CPRI Insider Filing: Jean Tomlin RSUs Converted; 8,426 RSUs Granted
Rhea-AI Filing Summary
Jean Tomlin, a director of Capri Holdings Limited (CPRI), had restricted share units (RSUs) convert into ordinary shares on 08/07/2025. The filing shows 4,854 RSUs vested and were converted one-for-one into ordinary shares, while 2,282 shares were withheld to satisfy tax withholding obligations, leaving reported beneficial ownership of 27,420 ordinary shares following the transactions. The filing also records an award of 8,426 RSUs granted under the Capri Holdings Fourth Amended and Restated Omnibus Incentive Plan; those RSUs do not expire and vest on the earlier of the one-year anniversary of grant or the company’s next annual shareholder meeting, with pro-rata vesting on termination and full vesting on death or disability.
Positive
- 4,854 RSUs vested and converted one-for-one into ordinary shares, increasing the reporting person’s direct holdings.
- 8,426 RSUs granted under the company’s omnibus plan with clear vesting terms (one-year or next annual meeting), providing transparent compensation mechanics.
- RSUs do not expire and include pro-rata vesting on termination and full vesting on death/disability, which clarifies payout conditions.
Negative
- 2,282 shares were withheld to cover tax withholding obligations, reducing the net increase in outstanding shares received by the reporting person.
Insights
TL;DR: Routine director equity compensation activity: RSU vesting, tax-withholding, and outstanding RSUs with standard vesting terms; not materially market-moving.
The Form 4 discloses the conversion of 4,854 RSUs to ordinary shares and the withholding of 2,282 shares for taxes, leaving reported beneficial ownership of 27,420 shares. The filing also documents a grant of 8,426 RSUs under the company omnibus plan with a one-year or next-annual-meeting vesting schedule. From a financial perspective, this is standard compensation administration and provides transparency about executive share dilution and near-term potential share issuance.
TL;DR: Governance disclosure is complete on vesting, withholding, and plan mechanics; vesting terms and death/disability provisions are clearly stated.

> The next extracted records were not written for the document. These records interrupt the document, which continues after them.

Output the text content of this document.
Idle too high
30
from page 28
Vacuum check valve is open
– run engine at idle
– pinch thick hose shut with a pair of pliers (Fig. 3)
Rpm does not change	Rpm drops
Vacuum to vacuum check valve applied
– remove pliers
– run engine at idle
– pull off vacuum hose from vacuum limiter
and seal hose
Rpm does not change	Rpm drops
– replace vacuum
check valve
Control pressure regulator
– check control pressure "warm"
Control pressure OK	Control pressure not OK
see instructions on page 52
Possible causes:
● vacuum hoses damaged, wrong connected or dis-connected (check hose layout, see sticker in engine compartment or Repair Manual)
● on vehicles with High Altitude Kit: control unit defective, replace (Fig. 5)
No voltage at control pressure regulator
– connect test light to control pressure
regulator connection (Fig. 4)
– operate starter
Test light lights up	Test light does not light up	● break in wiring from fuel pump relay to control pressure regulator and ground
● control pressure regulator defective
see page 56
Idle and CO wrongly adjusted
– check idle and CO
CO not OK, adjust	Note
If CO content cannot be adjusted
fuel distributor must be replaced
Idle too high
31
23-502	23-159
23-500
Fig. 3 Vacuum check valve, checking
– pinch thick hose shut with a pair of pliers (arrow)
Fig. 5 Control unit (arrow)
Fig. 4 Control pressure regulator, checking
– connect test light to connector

The filing explicitly states that vested RSUs settle one-for-one into ordinary shares, that RSUs do not expire, and that vesting is pro-rata on termination or accelerated on death/disability. These are conventional provisions and the Form 4 appropriately documents the director’s transactions and remaining potential share issuance, supporting board-level compensation transparency.
Insider Trade Summary
| Type | Security | Shares | Price | Value |
|---|---|---|---|---|
| Exercise | Restricted share units | 4,854 | $0.00 | -- |
| Grant/Award | Restricted share units | 8,426 | $0.00 | -- |
| Exercise | Ordinary shares, no par value | 4,854 | $0.00 | -- |
| Tax Withholding | Ordinary shares, no par value | 2,282 | $20.77 | $47K |
Footnotes (1)
- Restricted share units ("RSUs") converted into ordinary shares of the Company on a one-for-one basis upon vesting. Represents shares withheld by the Company to cover tax withholding obligations upon vesting. The RSUs do not expire. Settlement of this award will be satisfied through the issuance of one ordinary share for each vested RSU. Granted pursuant to the Capri Holdings Limited Fourth Amended and Restated Omnibus Incentive Plan. The RSUs vest on the earliest of: (1) the one year anniversary of the date of grant (August 7, 2026), or (2) the Company's annual shareholder meeting that occurs in the calendar year following the date of grant, and will be settled upon vesting unless the reporting person elects to defer settlement to a later date. If the reporting person's service with the Company terminates prior to the first anniversary of the date of grant, the RSUs will vest pro-rata based on the number of days from the date of grant through and including the date of the reporting person's termination of service. The RSUs will also vest in full in the event of the reporting person's death or disability.